Rwanda deploys 1,000 soldiers to Mozambique’s Cabo Delgado

The government in Kigali says deployment at the request of the Mozambican authorities aimed at restoring state control in the conflict-hit province.

Rwandan soldiers attend a ceremony on February 25, 2009 in Goma, Democratic Republic of Congo.
Rwanda said forces would have deployed in full by Saturday [File: Lionel Healing/AFP]

Rwanda has started deploying 1,000-strong forces to Mozambique to help it combat worsening violence in the gas-rich northern Cabo Delgado province.

The announcement came on Friday after the 16-member Southern African Development Community (SADC) approved last month the deployment of joint forces to help Mozambique respond to the nearly four-year-old conflict, which has killed some 3,000 people and displaced almost 800,000, half of whom are children.

Soldiers from Rwanda, which is not a member of SADC, would fight alongside Mozambique’s forces and SADC troops, the Rwandan government said in a statement.

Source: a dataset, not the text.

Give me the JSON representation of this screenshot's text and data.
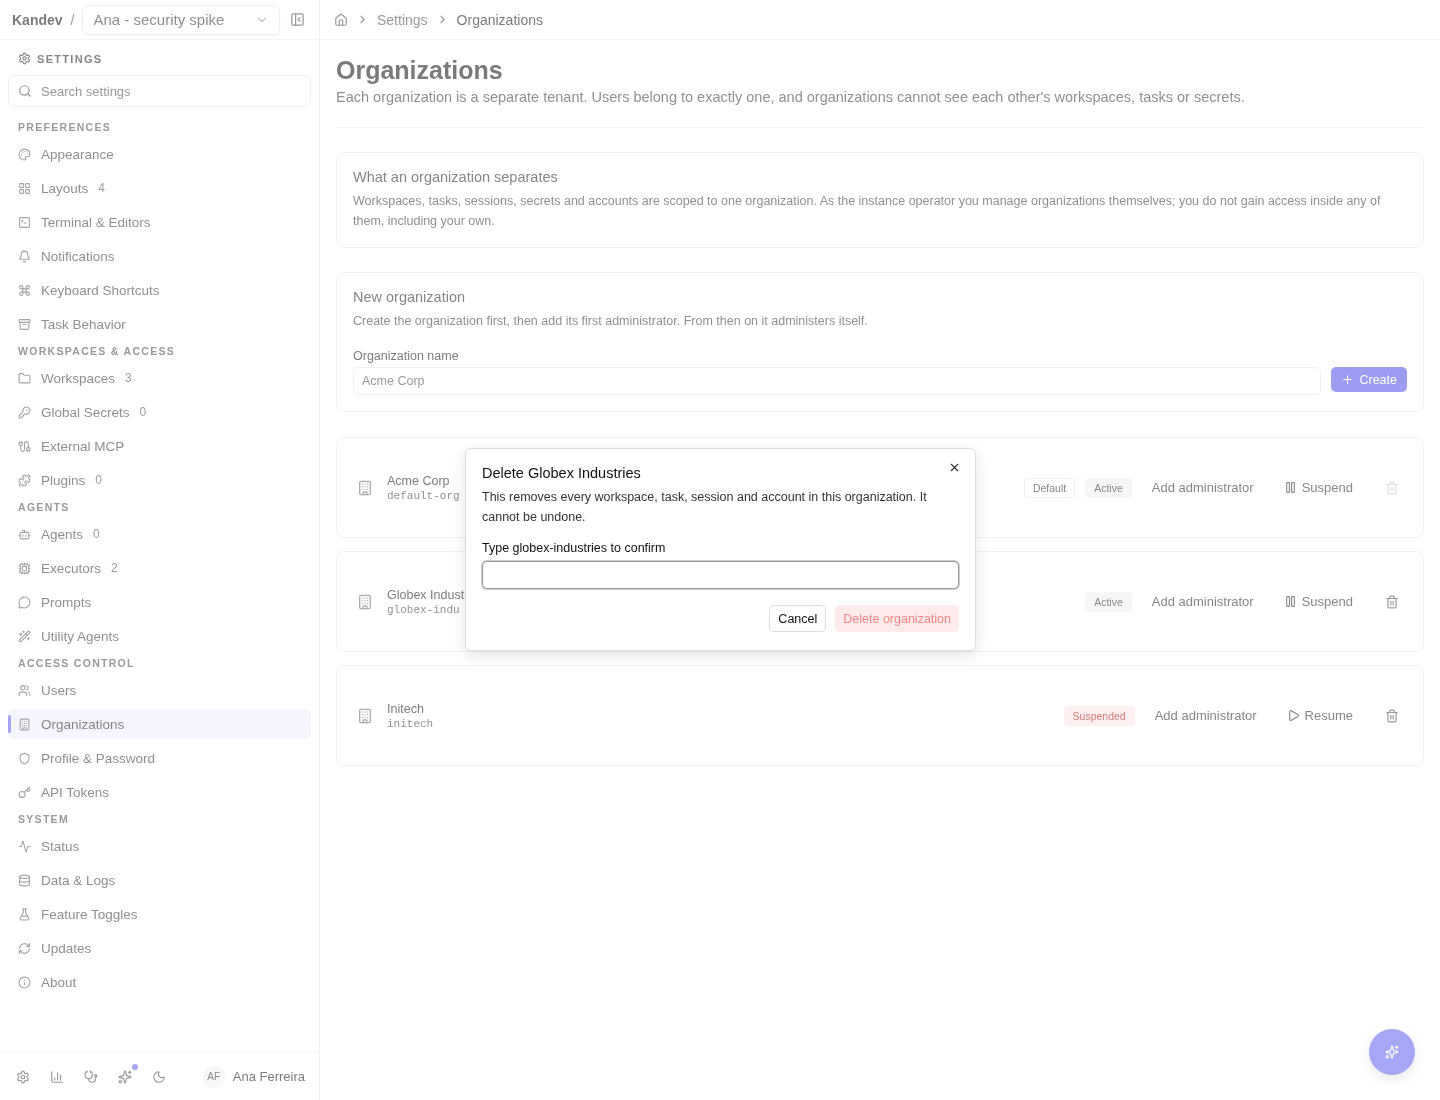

“The Rwandan contingent will support efforts to restore Mozambican state authority by conducting combat and security operations, as well as stabilisation and security-sector reform,” it added.

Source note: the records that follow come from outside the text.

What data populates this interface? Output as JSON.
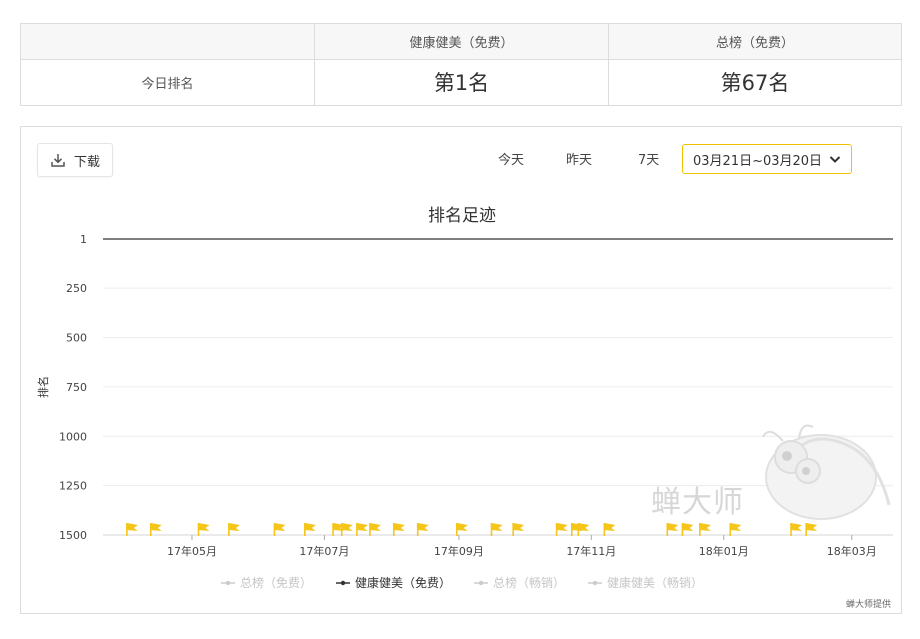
{
  "rank_table": {
    "headers": [
      "",
      "健康健美（免费）",
      "总榜（免费）"
    ],
    "row_label": "今日排名",
    "values": [
      "第1名",
      "第67名"
    ]
  },
  "toolbar": {
    "download_label": "下载",
    "ranges": [
      "今天",
      "昨天",
      "7天"
    ],
    "date_range": "03月21日~03月20日"
  },
  "watermark_text": "蝉大师",
  "provider_text": "蝉大师提供",
  "chart_data": {
    "type": "line",
    "title": "排名足迹",
    "ylabel": "排名",
    "y_inverted": true,
    "ylim": [
      1,
      1500
    ],
    "yticks": [
      1,
      250,
      500,
      750,
      1000,
      1250,
      1500
    ],
    "xlim": [
      "2017-03-21",
      "2018-03-20"
    ],
    "xticks": [
      {
        "label": "17年05月",
        "date": "2017-05-01"
      },
      {
        "label": "17年07月",
        "date": "2017-07-01"
      },
      {
        "label": "17年09月",
        "date": "2017-09-01"
      },
      {
        "label": "17年11月",
        "date": "2017-11-01"
      },
      {
        "label": "18年01月",
        "date": "2018-01-01"
      },
      {
        "label": "18年03月",
        "date": "2018-03-01"
      }
    ],
    "grid": true,
    "legend_position": "bottom",
    "series": [
      {
        "name": "总榜（免费）",
        "active": false,
        "color": "#cccccc",
        "values": []
      },
      {
        "name": "健康健美（免费）",
        "active": true,
        "color": "#333333",
        "values": [
          {
            "x": "2017-03-21",
            "y": 1
          },
          {
            "x": "2018-03-20",
            "y": 1
          }
        ]
      },
      {
        "name": "总榜（畅销）",
        "active": false,
        "color": "#cccccc",
        "values": []
      },
      {
        "name": "健康健美（畅销）",
        "active": false,
        "color": "#cccccc",
        "values": []
      }
    ],
    "flag_color": "#f5c518",
    "flags": [
      "2017-04-01",
      "2017-04-12",
      "2017-05-04",
      "2017-05-18",
      "2017-06-08",
      "2017-06-22",
      "2017-07-05",
      "2017-07-09",
      "2017-07-16",
      "2017-07-22",
      "2017-08-02",
      "2017-08-13",
      "2017-08-31",
      "2017-09-16",
      "2017-09-26",
      "2017-10-16",
      "2017-10-23",
      "2017-10-26",
      "2017-11-07",
      "2017-12-06",
      "2017-12-13",
      "2017-12-21",
      "2018-01-04",
      "2018-02-01",
      "2018-02-08"
    ]
  }
}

Rwandan defence forces spokesman Ronald Rwivanga told Reuters news agency the new forces would have deployed in full by Saturday.

He said the Rwandan contingent was made up of members of the police force and troops trained “to deal with terrorism and security-related issues” in Cabo Delgado.

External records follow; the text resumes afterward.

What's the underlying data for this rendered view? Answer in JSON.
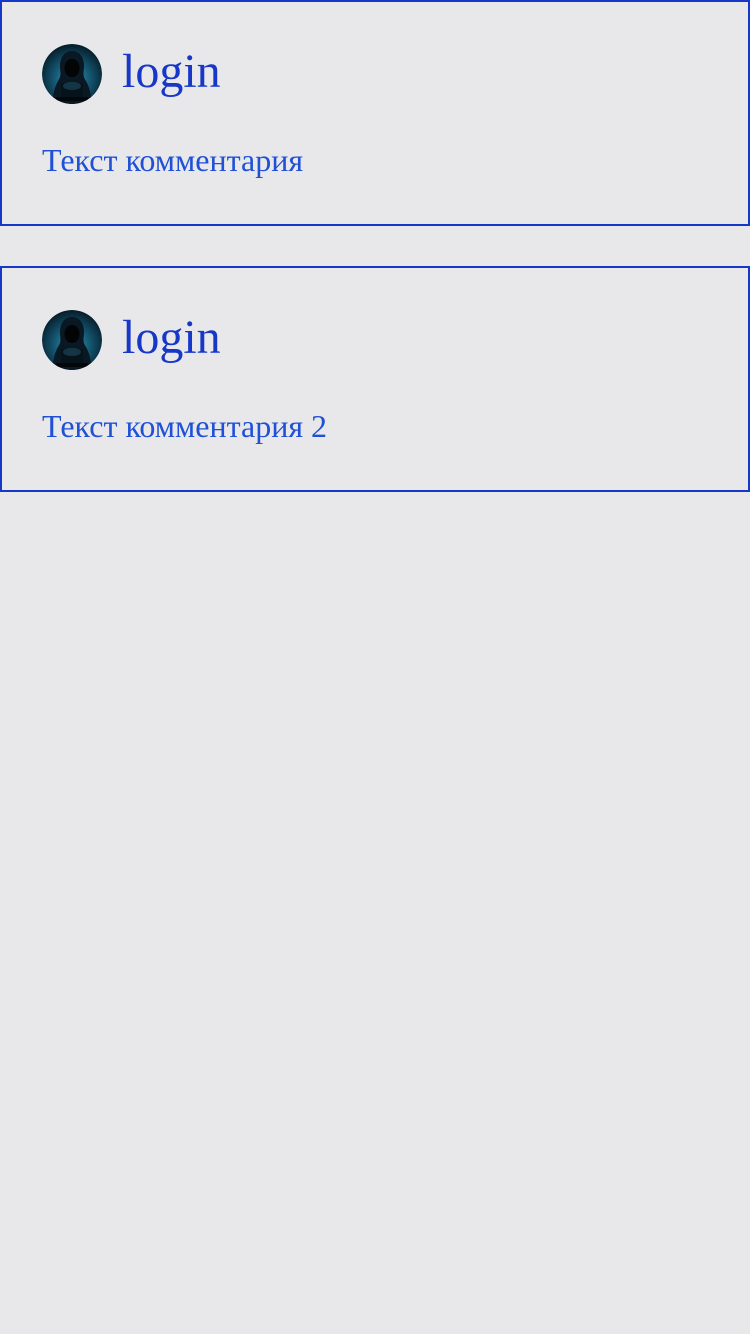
{
  "comments": [
    {
      "author": "login",
      "avatar_icon": "hooded-hacker-avatar",
      "text": "Текст комментария"
    },
    {
      "author": "login",
      "avatar_icon": "hooded-hacker-avatar",
      "text": "Текст комментария 2"
    }
  ],
  "colors": {
    "background": "#e8e8ea",
    "card_border": "#1637c8",
    "author_text": "#1637c8",
    "comment_text": "#1f50d6"
  }
}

Alexandre Raymakers, Africa analyst at the United Kingdom-based global risk consultancy Verisk Maplecroft, said he believes the Rwandan contingent could be used to secure key liquefied natural gas (LNG) sites in an effort to lure back international investors.

“The Rwandan security forces have developed a reputation for being a highly capable fighting force,” he said.

But, he added, “The presence of multiple military missions, in the form of a potential Rwandan contingent and the SADC, will likely lead to conflicting priorities and friction at the military command level, hindering the overall.”

Attacks by an armed group known locally as al-Shabab, whose origins, analysts say, are steeped in local political, religious and economic discontent, have steadily increased in the Cabo Delgado province since October 2017.

The sophistication of the attacks has increased, too.

The fighters linked to ISIL (ISIS) have ransacked towns and gained control of key roadways, destroying infrastructure and beheading civilians. In some cases, they have forced locals into their ranks or held them as sex slaves.

Since August 2020, the fighters have been in control of the key port town of Mocimboa da Praia, while in March, they launched a coordinated assault on Palma town, killing dozens and displacing tens of thousands, while also forcing the French energy firm Total to suspend its $20bn LNG project.

The government has deployed thousands of soldiers to Cabo Delgado to combat the fighters, but analysts have long cautioned that Mozambique’s army has historically been weak, poorly trained and underequipped.

The World Food Programme has warned of a growing hunger crisis as nearly one million people need food aid.